I would ask Jesus to come here for an interview about liberation theology, but He's too busy. Try pinning him down! Even his own followers can't find him.

So, here in a nutshell, is my untutored view of liberation theology:

It's a good thing. We should take care of the poor. There will always be poor people among us, but we should take care of them anyway. People who ignore or dismiss poor people, for whatever reason, cannot truly call themselves Christians.

My sister-in-law told me that the robes the Cardinals wear at the Vatican cost $30,000 apiece. Chew on that one awhile and ask yourself if those martyred priests in Colombia and Argentina are going to hold open the Pearly Gates for their church's bureaucrats.

As for the Christian Right ... they're not.

6 comments:

Debra She Who Seeks said...

I don't believe that the Catholic church is as keen today about liberation theology as it once (pretended) to be. As for the Religious Right, well, peasant and worker uprisings might interfere with corporate profits. I'm not surprised they pooh-pooh such ideas.

BellaDonna said...

"I would ask Jesus to come here for an interview about liberation theology, but He's too busy. Try pinning him down! Even his own followers can't find him."

I found him! He was behind the sofa the whole time... ;-)

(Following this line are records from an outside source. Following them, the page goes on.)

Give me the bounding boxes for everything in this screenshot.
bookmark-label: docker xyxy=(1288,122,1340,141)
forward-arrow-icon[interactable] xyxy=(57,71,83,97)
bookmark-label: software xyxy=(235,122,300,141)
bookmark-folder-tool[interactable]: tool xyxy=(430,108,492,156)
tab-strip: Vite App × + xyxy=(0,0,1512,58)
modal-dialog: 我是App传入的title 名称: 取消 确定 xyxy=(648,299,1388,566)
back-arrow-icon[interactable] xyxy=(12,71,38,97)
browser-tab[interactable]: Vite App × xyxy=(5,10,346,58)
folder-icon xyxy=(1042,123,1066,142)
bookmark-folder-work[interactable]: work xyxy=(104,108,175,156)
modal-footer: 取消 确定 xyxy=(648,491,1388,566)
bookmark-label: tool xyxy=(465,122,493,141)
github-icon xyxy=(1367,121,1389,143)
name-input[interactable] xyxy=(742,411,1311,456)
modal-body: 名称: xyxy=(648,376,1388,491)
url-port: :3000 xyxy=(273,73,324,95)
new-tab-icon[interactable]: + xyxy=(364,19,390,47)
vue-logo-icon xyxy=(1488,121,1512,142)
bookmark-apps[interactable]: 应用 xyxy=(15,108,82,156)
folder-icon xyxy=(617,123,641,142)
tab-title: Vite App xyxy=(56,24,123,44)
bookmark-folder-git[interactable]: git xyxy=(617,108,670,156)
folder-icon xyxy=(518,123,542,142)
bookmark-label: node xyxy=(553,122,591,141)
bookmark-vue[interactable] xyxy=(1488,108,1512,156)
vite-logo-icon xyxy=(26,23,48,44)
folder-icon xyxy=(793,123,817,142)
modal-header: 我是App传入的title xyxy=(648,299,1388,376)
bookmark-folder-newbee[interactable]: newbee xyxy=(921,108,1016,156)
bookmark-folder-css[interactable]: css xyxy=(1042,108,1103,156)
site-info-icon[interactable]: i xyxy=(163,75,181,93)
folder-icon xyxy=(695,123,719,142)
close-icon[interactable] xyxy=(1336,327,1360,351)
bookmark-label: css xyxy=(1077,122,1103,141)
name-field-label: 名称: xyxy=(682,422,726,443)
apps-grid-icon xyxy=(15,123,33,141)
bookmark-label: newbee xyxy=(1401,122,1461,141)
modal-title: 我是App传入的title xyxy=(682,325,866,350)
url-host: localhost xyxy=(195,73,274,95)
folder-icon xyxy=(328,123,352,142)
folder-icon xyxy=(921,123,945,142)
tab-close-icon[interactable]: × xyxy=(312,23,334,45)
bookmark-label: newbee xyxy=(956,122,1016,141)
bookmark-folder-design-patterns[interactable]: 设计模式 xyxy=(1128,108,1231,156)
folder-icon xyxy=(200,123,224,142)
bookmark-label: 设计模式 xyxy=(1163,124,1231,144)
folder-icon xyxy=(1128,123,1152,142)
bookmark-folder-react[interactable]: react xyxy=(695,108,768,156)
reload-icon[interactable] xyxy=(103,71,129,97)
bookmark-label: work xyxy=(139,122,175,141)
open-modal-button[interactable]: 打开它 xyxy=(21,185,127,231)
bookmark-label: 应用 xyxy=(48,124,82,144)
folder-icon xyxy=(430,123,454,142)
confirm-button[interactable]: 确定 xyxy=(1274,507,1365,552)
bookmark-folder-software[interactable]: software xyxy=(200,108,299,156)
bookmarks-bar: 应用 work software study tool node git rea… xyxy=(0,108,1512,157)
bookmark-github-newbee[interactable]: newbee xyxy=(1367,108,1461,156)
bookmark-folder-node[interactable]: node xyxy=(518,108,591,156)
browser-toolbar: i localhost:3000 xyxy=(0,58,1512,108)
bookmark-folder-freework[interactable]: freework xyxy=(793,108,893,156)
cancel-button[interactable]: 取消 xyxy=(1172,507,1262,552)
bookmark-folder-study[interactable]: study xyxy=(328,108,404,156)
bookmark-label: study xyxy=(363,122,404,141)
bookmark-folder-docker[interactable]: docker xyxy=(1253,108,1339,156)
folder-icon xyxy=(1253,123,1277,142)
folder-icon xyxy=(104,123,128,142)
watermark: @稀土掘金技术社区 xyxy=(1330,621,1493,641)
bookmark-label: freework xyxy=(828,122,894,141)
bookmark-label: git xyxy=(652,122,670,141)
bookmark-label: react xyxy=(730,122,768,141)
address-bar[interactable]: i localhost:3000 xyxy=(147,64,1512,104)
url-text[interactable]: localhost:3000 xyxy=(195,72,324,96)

(Sorry, I could NOT resist that.)

Makarios said...

When Joey Rats (who is now Pope) was Grand Inquisitor under Pope JPII, he apparently made it his personal business to censure, silence, suspend, and/or excommunicate as many prominent teachers and practitioners of liberation theology as he could. According to the great oracle, Wikipedia:

"In August, 1984 Cardinal Ratzinger stated that liberation theology has a major flaw in that it attempts to apply Christ's teaching on the sermon on the mount regarding the poor to present social situations."

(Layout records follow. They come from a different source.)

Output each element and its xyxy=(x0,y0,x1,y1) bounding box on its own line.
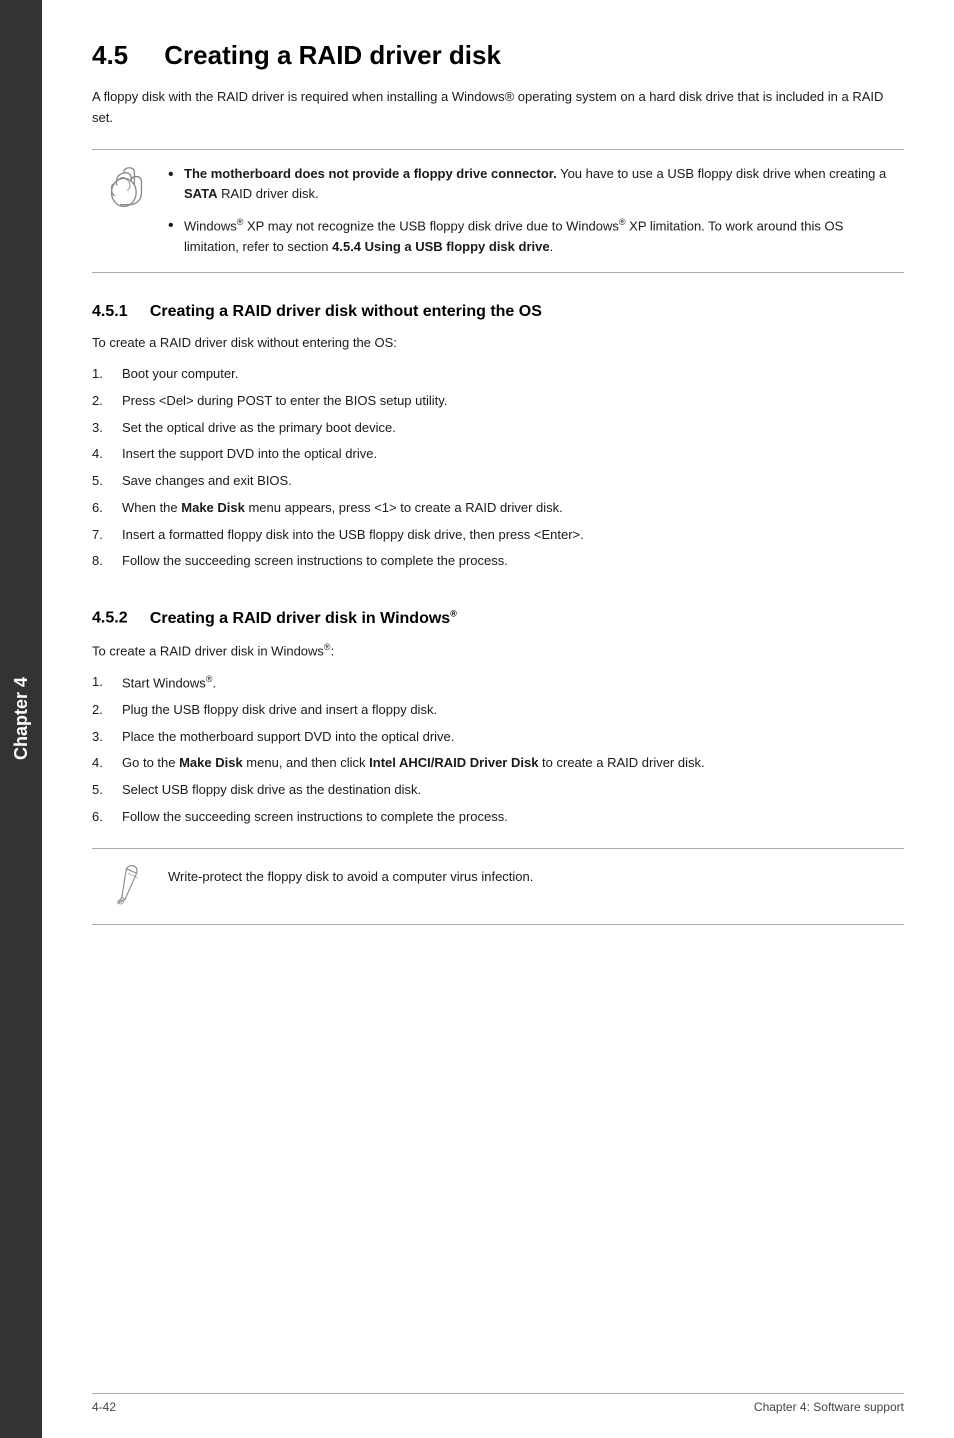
step-text: Plug the USB floppy disk drive and inser… xyxy=(122,700,904,721)
step-text: Boot your computer. xyxy=(122,364,904,385)
note-icon xyxy=(108,863,152,910)
step-num: 4. xyxy=(92,753,122,774)
step-452-4: 4. Go to the Make Disk menu, and then cl… xyxy=(92,753,904,774)
step-text: Press <Del> during POST to enter the BIO… xyxy=(122,391,904,412)
step-text: When the Make Disk menu appears, press <… xyxy=(122,498,904,519)
step-452-3: 3. Place the motherboard support DVD int… xyxy=(92,727,904,748)
subsection-452-title: 4.5.2 Creating a RAID driver disk in Win… xyxy=(92,608,904,627)
notice-item-2: • Windows® XP may not recognize the USB … xyxy=(168,215,888,258)
step-451-5: 5. Save changes and exit BIOS. xyxy=(92,471,904,492)
subsection-452-steps: 1. Start Windows®. 2. Plug the USB flopp… xyxy=(92,672,904,828)
step-text: Insert a formatted floppy disk into the … xyxy=(122,525,904,546)
step-451-4: 4. Insert the support DVD into the optic… xyxy=(92,444,904,465)
subsection-452-heading: Creating a RAID driver disk in Windows® xyxy=(150,610,457,627)
step-num: 6. xyxy=(92,498,122,519)
subsection-451-intro: To create a RAID driver disk without ent… xyxy=(92,333,904,354)
step-text: Follow the succeeding screen instruction… xyxy=(122,551,904,572)
note-box: Write-protect the floppy disk to avoid a… xyxy=(92,848,904,925)
note-text: Write-protect the floppy disk to avoid a… xyxy=(168,863,888,888)
footer-chapter: Chapter 4: Software support xyxy=(754,1400,904,1414)
step-num: 3. xyxy=(92,727,122,748)
step-num: 2. xyxy=(92,391,122,412)
chapter-tab: Chapter 4 xyxy=(0,0,42,1438)
notice-text-2: Windows® XP may not recognize the USB fl… xyxy=(184,215,888,258)
step-text: Set the optical drive as the primary boo… xyxy=(122,418,904,439)
step-text: Select USB floppy disk drive as the dest… xyxy=(122,780,904,801)
subsection-451-heading: Creating a RAID driver disk without ente… xyxy=(150,303,542,320)
notice-content: • The motherboard does not provide a flo… xyxy=(168,164,888,259)
step-451-3: 3. Set the optical drive as the primary … xyxy=(92,418,904,439)
step-text: Insert the support DVD into the optical … xyxy=(122,444,904,465)
subsection-451-steps: 1. Boot your computer. 2. Press <Del> du… xyxy=(92,364,904,572)
step-451-1: 1. Boot your computer. xyxy=(92,364,904,385)
step-451-8: 8. Follow the succeeding screen instruct… xyxy=(92,551,904,572)
section-title: 4.5 Creating a RAID driver disk xyxy=(92,40,904,71)
subsection-452: 4.5.2 Creating a RAID driver disk in Win… xyxy=(92,608,904,925)
step-num: 5. xyxy=(92,471,122,492)
step-num: 1. xyxy=(92,364,122,385)
section-heading: Creating a RAID driver disk xyxy=(164,40,501,70)
subsection-451: 4.5.1 Creating a RAID driver disk withou… xyxy=(92,303,904,572)
step-num: 8. xyxy=(92,551,122,572)
subsection-451-number: 4.5.1 xyxy=(92,303,128,320)
step-451-6: 6. When the Make Disk menu appears, pres… xyxy=(92,498,904,519)
step-text: Save changes and exit BIOS. xyxy=(122,471,904,492)
notice-box: • The motherboard does not provide a flo… xyxy=(92,149,904,274)
bullet-2: • xyxy=(168,215,184,237)
step-451-7: 7. Insert a formatted floppy disk into t… xyxy=(92,525,904,546)
notice-icon xyxy=(108,166,152,213)
section-intro: A floppy disk with the RAID driver is re… xyxy=(92,87,904,129)
step-num: 6. xyxy=(92,807,122,828)
step-452-6: 6. Follow the succeeding screen instruct… xyxy=(92,807,904,828)
step-text: Place the motherboard support DVD into t… xyxy=(122,727,904,748)
step-text: Start Windows®. xyxy=(122,672,904,694)
step-451-2: 2. Press <Del> during POST to enter the … xyxy=(92,391,904,412)
step-text: Go to the Make Disk menu, and then click… xyxy=(122,753,904,774)
step-num: 3. xyxy=(92,418,122,439)
footer-page-number: 4-42 xyxy=(92,1400,116,1414)
chapter-tab-label: Chapter 4 xyxy=(11,677,32,760)
section-number: 4.5 xyxy=(92,40,128,70)
step-num: 2. xyxy=(92,700,122,721)
step-452-5: 5. Select USB floppy disk drive as the d… xyxy=(92,780,904,801)
step-text: Follow the succeeding screen instruction… xyxy=(122,807,904,828)
step-num: 7. xyxy=(92,525,122,546)
step-num: 4. xyxy=(92,444,122,465)
subsection-452-number: 4.5.2 xyxy=(92,610,128,627)
bullet-1: • xyxy=(168,164,184,186)
step-452-1: 1. Start Windows®. xyxy=(92,672,904,694)
subsection-451-title: 4.5.1 Creating a RAID driver disk withou… xyxy=(92,303,904,321)
step-452-2: 2. Plug the USB floppy disk drive and in… xyxy=(92,700,904,721)
step-num: 1. xyxy=(92,672,122,693)
subsection-452-intro: To create a RAID driver disk in Windows®… xyxy=(92,640,904,662)
main-content: 4.5 Creating a RAID driver disk A floppy… xyxy=(42,0,954,1438)
footer-bar: 4-42 Chapter 4: Software support xyxy=(92,1393,904,1414)
step-num: 5. xyxy=(92,780,122,801)
notice-item-1: • The motherboard does not provide a flo… xyxy=(168,164,888,206)
notice-text-1: The motherboard does not provide a flopp… xyxy=(184,164,888,206)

Another good idea down the drain.

Judy said...

Seems like a lot of the Repubs are christian...however, the Repubs don't like to take care of the poor; just the rich...what's wrong with this picture??

Alex Pendragon said...

It has now occurred to me that the phrase "Godless Christians" is not really an oxymoron........

Anonymous said...

perhaps today's rich people are treating the poor badly because they are jealous of the poor's ability to get into heaven while the rich remain outside?